Directed by: Joel & Ethan Coen
The Coen Brothers play it fairly straight in this remake of the 1969 film that starred John Wayne, Glen Campbell and Kim Darby. It’s a Western based on the 1968 novel written by Charles Portis. Plot-wise, it relatively standard fare…14-year-old Mattie Ross (played here by newcomer Hailee Steinfeld) wants to avenge the death of her father, who was gunned down by hired hand Tom Chaney (Josh Brolin). Since the law won’t go after him (he escaped into “Indian territory”) Mattie hired a grizzled U.S. Marshall named Reuben “Rooster” Cogburn (Jeff Bridges) to hunt him down. Meanwhile Texas Ranger LaBoeuf (Matt Damon) is also hunting Chaney for killing a State Senator.
There are the usual odd-couple disagreements between Mattie and Rooster and then LaBoeuf before the three of them finally get their showdown with Chaney.
What makes this version of True Grit so rewarding is the Coen Brothers’ script, the excellent casting and the beautiful cinematography. The dialogue that the Coens have written for these characters is strangely archaic and immensely entertaining. Jeff Bridges is his old dependable self, Matt Damon manages not to spoil things and Steinfeld is totally believable as the precocious 14-year-old with a seemingly unlimited vocabulary.
Roger Deakins, who also shot No Country For Old Men, Jarhead, The Big Lebowski and O Brother, Where Art Thou? does some of his finest work here. The Old West has never looked better.

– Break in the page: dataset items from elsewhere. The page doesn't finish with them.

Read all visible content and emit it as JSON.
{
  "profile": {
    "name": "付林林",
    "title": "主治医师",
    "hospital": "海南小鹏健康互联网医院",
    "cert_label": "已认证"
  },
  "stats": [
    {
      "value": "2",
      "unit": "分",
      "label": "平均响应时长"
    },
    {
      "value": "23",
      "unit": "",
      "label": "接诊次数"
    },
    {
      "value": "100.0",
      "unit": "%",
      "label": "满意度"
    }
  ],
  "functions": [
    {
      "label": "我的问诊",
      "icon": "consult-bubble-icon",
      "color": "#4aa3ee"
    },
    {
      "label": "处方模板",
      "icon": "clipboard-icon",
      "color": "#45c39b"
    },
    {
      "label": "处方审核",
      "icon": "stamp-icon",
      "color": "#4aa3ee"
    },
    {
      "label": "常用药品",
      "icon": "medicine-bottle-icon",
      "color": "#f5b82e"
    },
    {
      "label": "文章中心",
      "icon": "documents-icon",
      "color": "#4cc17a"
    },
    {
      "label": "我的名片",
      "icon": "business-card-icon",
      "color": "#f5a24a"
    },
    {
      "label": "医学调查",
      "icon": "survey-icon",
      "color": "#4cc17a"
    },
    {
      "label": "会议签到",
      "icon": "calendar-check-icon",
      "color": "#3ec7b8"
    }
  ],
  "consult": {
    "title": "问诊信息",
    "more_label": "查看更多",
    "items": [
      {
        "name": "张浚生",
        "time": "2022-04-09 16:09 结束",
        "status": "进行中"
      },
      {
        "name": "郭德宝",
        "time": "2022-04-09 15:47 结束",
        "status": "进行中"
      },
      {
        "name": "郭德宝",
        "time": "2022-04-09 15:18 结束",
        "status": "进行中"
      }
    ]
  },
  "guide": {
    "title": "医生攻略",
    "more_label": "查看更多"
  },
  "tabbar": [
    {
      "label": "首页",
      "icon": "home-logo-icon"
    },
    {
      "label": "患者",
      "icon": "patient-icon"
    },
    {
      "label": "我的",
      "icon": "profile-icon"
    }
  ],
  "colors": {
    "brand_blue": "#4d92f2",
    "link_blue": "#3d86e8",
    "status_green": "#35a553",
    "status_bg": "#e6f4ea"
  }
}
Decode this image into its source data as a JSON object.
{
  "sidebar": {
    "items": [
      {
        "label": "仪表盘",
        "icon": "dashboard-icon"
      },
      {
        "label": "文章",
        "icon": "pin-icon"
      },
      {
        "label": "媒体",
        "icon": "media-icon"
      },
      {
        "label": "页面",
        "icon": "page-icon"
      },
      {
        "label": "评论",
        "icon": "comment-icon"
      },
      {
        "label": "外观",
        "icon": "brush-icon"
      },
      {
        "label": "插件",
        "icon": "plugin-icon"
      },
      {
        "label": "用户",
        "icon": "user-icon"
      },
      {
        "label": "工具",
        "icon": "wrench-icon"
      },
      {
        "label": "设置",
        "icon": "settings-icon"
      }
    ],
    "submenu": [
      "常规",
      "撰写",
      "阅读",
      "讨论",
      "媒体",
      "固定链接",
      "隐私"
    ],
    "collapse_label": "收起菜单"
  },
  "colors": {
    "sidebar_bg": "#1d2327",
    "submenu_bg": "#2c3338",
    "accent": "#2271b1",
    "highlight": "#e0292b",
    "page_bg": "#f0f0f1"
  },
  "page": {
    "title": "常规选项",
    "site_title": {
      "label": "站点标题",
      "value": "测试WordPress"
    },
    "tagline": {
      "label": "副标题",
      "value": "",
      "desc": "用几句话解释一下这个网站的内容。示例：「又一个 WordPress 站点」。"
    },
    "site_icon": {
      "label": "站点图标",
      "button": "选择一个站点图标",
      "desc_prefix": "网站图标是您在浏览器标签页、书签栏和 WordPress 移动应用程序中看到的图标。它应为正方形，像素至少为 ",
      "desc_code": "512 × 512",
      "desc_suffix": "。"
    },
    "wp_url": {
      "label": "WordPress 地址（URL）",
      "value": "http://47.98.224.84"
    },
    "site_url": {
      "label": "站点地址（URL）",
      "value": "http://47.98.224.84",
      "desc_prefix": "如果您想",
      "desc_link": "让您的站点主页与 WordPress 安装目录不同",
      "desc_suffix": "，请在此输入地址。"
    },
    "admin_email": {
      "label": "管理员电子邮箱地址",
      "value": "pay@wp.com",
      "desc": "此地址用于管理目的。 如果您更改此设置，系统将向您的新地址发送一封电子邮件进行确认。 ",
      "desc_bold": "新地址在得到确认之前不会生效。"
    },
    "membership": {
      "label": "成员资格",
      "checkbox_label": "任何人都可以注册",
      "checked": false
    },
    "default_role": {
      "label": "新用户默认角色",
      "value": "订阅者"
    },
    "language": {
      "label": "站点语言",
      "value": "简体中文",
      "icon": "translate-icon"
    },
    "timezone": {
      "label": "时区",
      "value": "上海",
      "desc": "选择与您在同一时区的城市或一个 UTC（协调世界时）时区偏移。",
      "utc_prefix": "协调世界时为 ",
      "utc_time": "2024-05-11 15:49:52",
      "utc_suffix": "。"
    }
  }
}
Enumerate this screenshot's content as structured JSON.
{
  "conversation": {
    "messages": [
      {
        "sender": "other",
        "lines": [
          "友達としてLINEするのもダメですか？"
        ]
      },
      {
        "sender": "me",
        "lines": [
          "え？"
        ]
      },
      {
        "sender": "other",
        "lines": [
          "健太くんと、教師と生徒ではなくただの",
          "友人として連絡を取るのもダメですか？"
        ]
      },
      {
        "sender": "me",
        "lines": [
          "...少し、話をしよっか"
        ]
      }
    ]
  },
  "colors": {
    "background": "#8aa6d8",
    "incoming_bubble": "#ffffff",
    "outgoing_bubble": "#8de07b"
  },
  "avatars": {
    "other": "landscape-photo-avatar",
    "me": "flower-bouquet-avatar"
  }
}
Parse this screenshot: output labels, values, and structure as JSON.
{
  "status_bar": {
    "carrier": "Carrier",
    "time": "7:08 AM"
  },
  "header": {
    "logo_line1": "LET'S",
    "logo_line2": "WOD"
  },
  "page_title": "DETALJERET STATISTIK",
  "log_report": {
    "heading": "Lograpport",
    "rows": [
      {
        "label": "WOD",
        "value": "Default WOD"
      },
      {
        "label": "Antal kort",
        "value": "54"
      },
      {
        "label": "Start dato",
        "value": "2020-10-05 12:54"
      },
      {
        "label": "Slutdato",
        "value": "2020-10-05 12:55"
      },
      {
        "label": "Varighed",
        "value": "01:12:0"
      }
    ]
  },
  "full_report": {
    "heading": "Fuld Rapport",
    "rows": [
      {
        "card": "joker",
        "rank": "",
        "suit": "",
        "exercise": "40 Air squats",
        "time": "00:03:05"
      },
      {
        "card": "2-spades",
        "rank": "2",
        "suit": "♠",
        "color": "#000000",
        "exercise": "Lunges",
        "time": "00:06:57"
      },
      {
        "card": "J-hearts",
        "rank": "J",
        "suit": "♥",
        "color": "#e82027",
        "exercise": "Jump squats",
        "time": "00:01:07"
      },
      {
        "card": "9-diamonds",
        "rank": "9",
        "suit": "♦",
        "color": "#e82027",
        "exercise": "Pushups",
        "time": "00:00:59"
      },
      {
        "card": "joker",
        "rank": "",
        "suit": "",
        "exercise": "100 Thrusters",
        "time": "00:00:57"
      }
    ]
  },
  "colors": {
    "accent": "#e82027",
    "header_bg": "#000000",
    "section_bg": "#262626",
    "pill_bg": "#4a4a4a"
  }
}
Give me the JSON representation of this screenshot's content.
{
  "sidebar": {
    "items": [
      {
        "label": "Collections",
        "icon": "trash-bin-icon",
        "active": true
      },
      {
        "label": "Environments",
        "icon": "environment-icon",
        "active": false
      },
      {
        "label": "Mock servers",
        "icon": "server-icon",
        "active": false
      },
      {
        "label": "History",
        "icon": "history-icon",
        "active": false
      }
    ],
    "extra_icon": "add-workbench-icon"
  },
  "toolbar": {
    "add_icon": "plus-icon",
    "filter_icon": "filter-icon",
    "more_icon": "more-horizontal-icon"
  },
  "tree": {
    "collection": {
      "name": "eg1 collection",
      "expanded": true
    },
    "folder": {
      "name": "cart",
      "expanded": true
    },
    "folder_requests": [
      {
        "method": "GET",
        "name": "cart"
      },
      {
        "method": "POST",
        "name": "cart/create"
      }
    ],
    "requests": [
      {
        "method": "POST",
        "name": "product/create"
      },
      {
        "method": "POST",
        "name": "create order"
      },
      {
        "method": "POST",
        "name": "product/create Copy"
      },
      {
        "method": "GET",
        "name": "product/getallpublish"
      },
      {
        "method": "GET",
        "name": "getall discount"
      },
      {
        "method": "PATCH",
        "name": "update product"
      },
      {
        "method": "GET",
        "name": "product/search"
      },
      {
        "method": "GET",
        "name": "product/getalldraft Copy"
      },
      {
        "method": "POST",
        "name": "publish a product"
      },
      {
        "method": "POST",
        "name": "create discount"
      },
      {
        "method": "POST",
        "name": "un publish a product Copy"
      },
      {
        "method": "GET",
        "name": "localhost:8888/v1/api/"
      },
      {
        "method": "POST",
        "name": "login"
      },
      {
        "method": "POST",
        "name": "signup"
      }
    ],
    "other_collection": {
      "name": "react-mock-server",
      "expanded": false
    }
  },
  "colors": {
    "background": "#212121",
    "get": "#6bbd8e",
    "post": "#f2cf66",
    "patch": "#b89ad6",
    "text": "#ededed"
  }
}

True Grit was nominated for 10 Academy Awards earlier this year, including Best Picture, Director, Screenplay, Actor and Supporting Actress. It won none. And while it may not be a classic Coen Brothers film…its right up there. This is just good, solid film making and it should stand up to repeated viewing on the DVD thanks to the quirky script and the fine performances.